Embrace/Extend/Extinguish works by taking a codebase that can be 
improved (all codebases can be), making those improvements, and 
patenting the *improvements*. You can often successfully patent the 
original work, too, because the patent system is trash and open 
developers rarely have the resources to fight you.
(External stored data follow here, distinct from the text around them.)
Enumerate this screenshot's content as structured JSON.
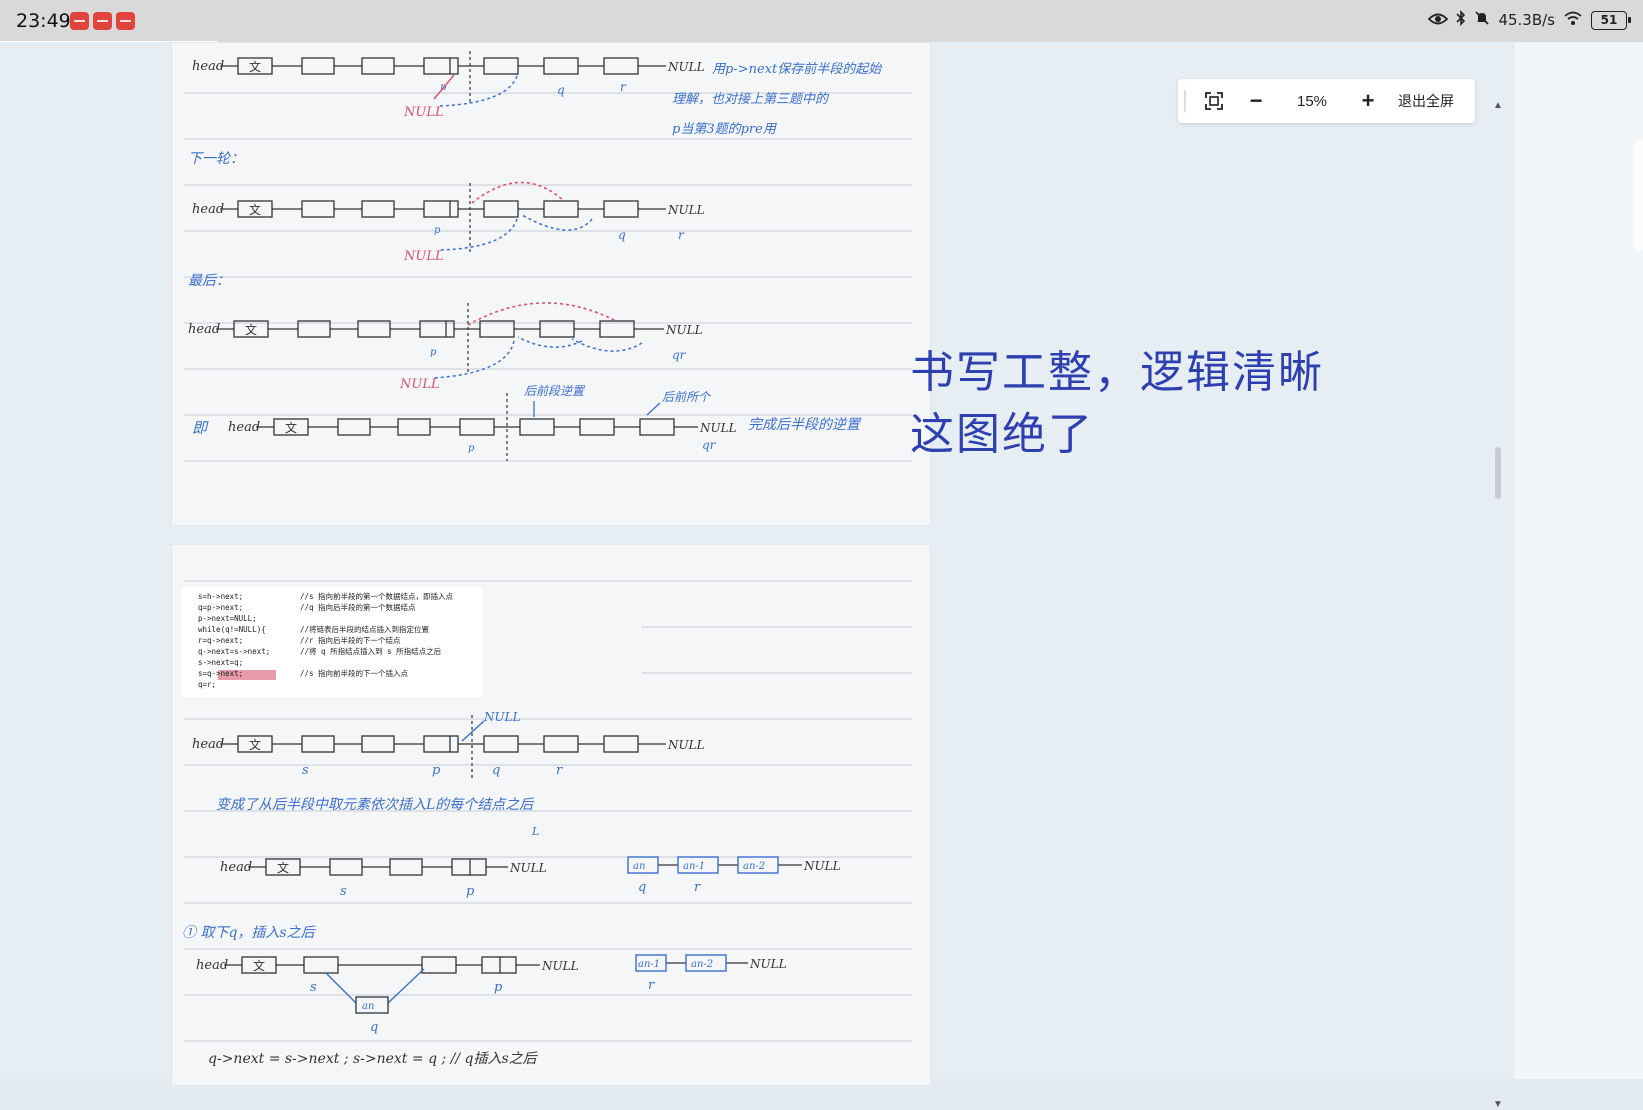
{
  "status_bar": {
    "time": "23:49",
    "network_speed": "45.3B/s",
    "battery_level": "51",
    "icons": [
      "eye-icon",
      "bluetooth-icon",
      "mute-icon",
      "wifi-icon",
      "battery-icon"
    ]
  },
  "toolbar": {
    "zoom": "15%",
    "zoom_out_label": "−",
    "zoom_in_label": "+",
    "exit_fullscreen_label": "退出全屏"
  },
  "caption": {
    "line1": "书写工整，逻辑清晰",
    "line2": "这图绝了"
  },
  "notes_page1": {
    "head": "head",
    "node0": "文",
    "null": "NULL",
    "null_red": "NULL",
    "p": "p",
    "q": "q",
    "r": "r",
    "qr": "qr",
    "note_line1": "用p->next保存前半段的起始",
    "note_line2": "理解，也对接上第三题中的",
    "note_line3": "p当第3题的pre用",
    "next_round": "下一轮：",
    "finally": "最后：",
    "ji": "即",
    "front_label": "后前段逆置",
    "back_label": "后前所个",
    "done_note": "完成后半段的逆置"
  },
  "notes_page2": {
    "code_lines": [
      {
        "code": "s=h->next;",
        "comment": "//s 指向前半段的第一个数据结点，即插入点"
      },
      {
        "code": "q=p->next;",
        "comment": "//q 指向后半段的第一个数据结点"
      },
      {
        "code": "p->next=NULL;",
        "comment": ""
      },
      {
        "code": "while(q!=NULL){",
        "comment": "//将链表后半段的结点插入到指定位置"
      },
      {
        "code": "  r=q->next;",
        "comment": "//r 指向后半段的下一个结点"
      },
      {
        "code": "  q->next=s->next;",
        "comment": "//将 q 所指结点插入到 s 所指结点之后"
      },
      {
        "code": "  s->next=q;",
        "comment": ""
      },
      {
        "code": "  s=q->next;",
        "comment": "//s 指向前半段的下一个插入点"
      },
      {
        "code": "  q=r;",
        "comment": ""
      }
    ],
    "null": "NULL",
    "s": "s",
    "p": "p",
    "q": "q",
    "r": "r",
    "L": "L",
    "sentence": "变成了从后半段中取元素依次插入L的每个结点之后",
    "an": "an",
    "an1": "an-1",
    "an2": "an-2",
    "step1": "① 取下q，插入s之后",
    "bottom_code": "q->next = s->next ;  s->next = q ;  // q插入s之后"
  }
}
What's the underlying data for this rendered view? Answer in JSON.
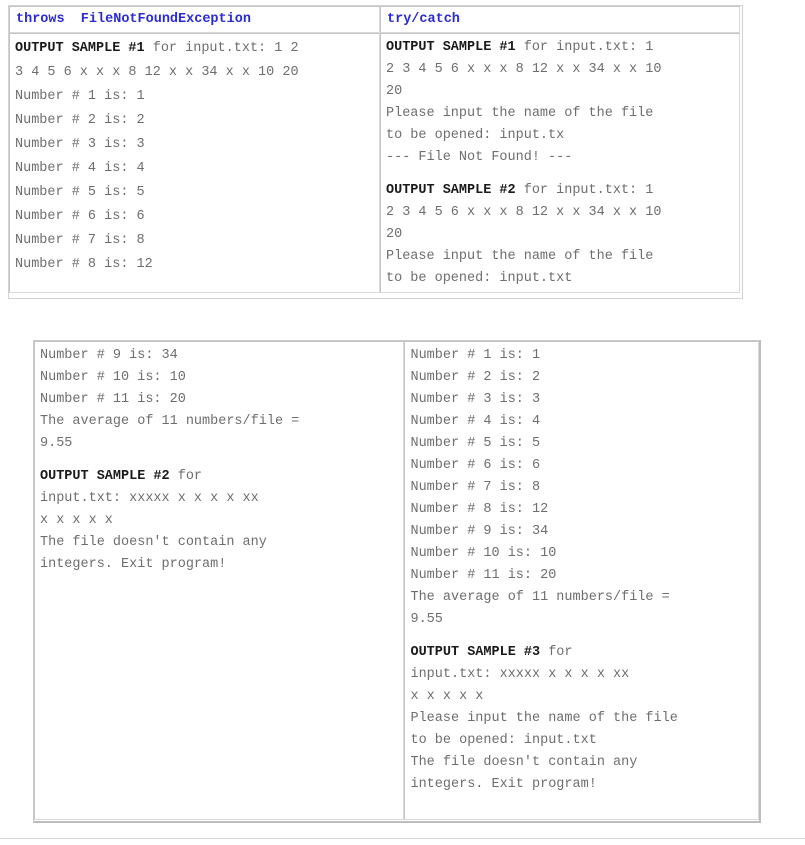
{
  "page": {
    "title": "Java file-IO output samples comparison",
    "header_color": "#2b2bd4",
    "body_text_color": "#6e6e6e",
    "emphasis_color": "#1a1a1a"
  },
  "top_table": {
    "headers": {
      "left": "throws  FileNotFoundException",
      "right": "try/catch"
    },
    "left_panel": {
      "sample_label": "OUTPUT SAMPLE #1",
      "lines": [
        {
          "bold": "OUTPUT SAMPLE #1",
          "rest": " for input.txt: 1 2"
        },
        {
          "bold": "",
          "rest": "3 4 5 6 x x x 8 12 x x 34 x x 10 20"
        },
        {
          "bold": "",
          "rest": "Number # 1 is: 1"
        },
        {
          "bold": "",
          "rest": "Number # 2 is: 2"
        },
        {
          "bold": "",
          "rest": "Number # 3 is: 3"
        },
        {
          "bold": "",
          "rest": "Number # 4 is: 4"
        },
        {
          "bold": "",
          "rest": "Number # 5 is: 5"
        },
        {
          "bold": "",
          "rest": "Number # 6 is: 6"
        },
        {
          "bold": "",
          "rest": "Number # 7 is: 8"
        },
        {
          "bold": "",
          "rest": "Number # 8 is: 12"
        }
      ]
    },
    "right_panel": {
      "lines": [
        {
          "bold": "OUTPUT SAMPLE #1",
          "rest": " for input.txt: 1"
        },
        {
          "bold": "",
          "rest": "2 3 4 5 6 x x x 8 12 x x 34 x x 10"
        },
        {
          "bold": "",
          "rest": "20"
        },
        {
          "bold": "",
          "rest": "Please input the name of the file"
        },
        {
          "bold": "",
          "rest": "to be opened: input.tx"
        },
        {
          "bold": "",
          "rest": "--- File Not Found! ---"
        },
        {
          "bold": "",
          "rest": ""
        },
        {
          "bold": "OUTPUT SAMPLE #2",
          "rest": " for input.txt: 1"
        },
        {
          "bold": "",
          "rest": "2 3 4 5 6 x x x 8 12 x x 34 x x 10"
        },
        {
          "bold": "",
          "rest": "20"
        },
        {
          "bold": "",
          "rest": "Please input the name of the file"
        },
        {
          "bold": "",
          "rest": "to be opened: input.txt"
        }
      ]
    }
  },
  "bottom_table": {
    "left_panel": {
      "lines": [
        {
          "bold": "",
          "rest": "Number # 9 is: 34"
        },
        {
          "bold": "",
          "rest": "Number # 10 is: 10"
        },
        {
          "bold": "",
          "rest": "Number # 11 is: 20"
        },
        {
          "bold": "",
          "rest": "The average of 11 numbers/file ="
        },
        {
          "bold": "",
          "rest": "9.55"
        },
        {
          "bold": "",
          "rest": ""
        },
        {
          "bold": "OUTPUT SAMPLE #2",
          "rest": " for"
        },
        {
          "bold": "",
          "rest": "input.txt: xxxxx x x x x xx"
        },
        {
          "bold": "",
          "rest": "x x x x x"
        },
        {
          "bold": "",
          "rest": "The file doesn't contain any"
        },
        {
          "bold": "",
          "rest": "integers. Exit program!"
        }
      ]
    },
    "right_panel": {
      "lines": [
        {
          "bold": "",
          "rest": "Number # 1 is: 1"
        },
        {
          "bold": "",
          "rest": "Number # 2 is: 2"
        },
        {
          "bold": "",
          "rest": "Number # 3 is: 3"
        },
        {
          "bold": "",
          "rest": "Number # 4 is: 4"
        },
        {
          "bold": "",
          "rest": "Number # 5 is: 5"
        },
        {
          "bold": "",
          "rest": "Number # 6 is: 6"
        },
        {
          "bold": "",
          "rest": "Number # 7 is: 8"
        },
        {
          "bold": "",
          "rest": "Number # 8 is: 12"
        },
        {
          "bold": "",
          "rest": "Number # 9 is: 34"
        },
        {
          "bold": "",
          "rest": "Number # 10 is: 10"
        },
        {
          "bold": "",
          "rest": "Number # 11 is: 20"
        },
        {
          "bold": "",
          "rest": "The average of 11 numbers/file ="
        },
        {
          "bold": "",
          "rest": "9.55"
        },
        {
          "bold": "",
          "rest": ""
        },
        {
          "bold": "OUTPUT SAMPLE #3",
          "rest": " for"
        },
        {
          "bold": "",
          "rest": "input.txt: xxxxx x x x x xx"
        },
        {
          "bold": "",
          "rest": "x x x x x"
        },
        {
          "bold": "",
          "rest": "Please input the name of the file"
        },
        {
          "bold": "",
          "rest": "to be opened: input.txt"
        },
        {
          "bold": "",
          "rest": "The file doesn't contain any"
        },
        {
          "bold": "",
          "rest": "integers. Exit program!"
        }
      ]
    }
  }
}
The original code remains open ("Yay!"), but now the open developers are 
not technically entitled according to patent law to make the obvious 
improvements they were probably planning to make, because they've been 
patented by an extinguisher (whether MS, Apple, Yahoo, Google, FB, or 
merely the competitor-next-door).

Don't tell me that the obviousness of the obvious-next-steps will 
prevent patenting, because that's hogwash. This is the reality, it's 
what happens out there in the world.

The GPL acknowledges this by forbidding suits within the scope of the 
work (I think: GPL experts on-list?), preventing E3 from occurring. 
Other licenses often take steps in this direction, but the ultra-short 
"friendly and permissive" licenses usually don't, or do so in such a 
terse and legally unenforceable way that they might as well not be.

 > Don't mistake patent restrictions as freedom though.

Freedoms can be implicitly restricted merely by the act of withholding 
essential things. Food, water can be restricted by "private ownership" 
of a well to the degree that others in an area starve to death or 
subjugate themselves to slavery: this is "freedom" to own something 
exclusively becoming the instrument of enslaving others.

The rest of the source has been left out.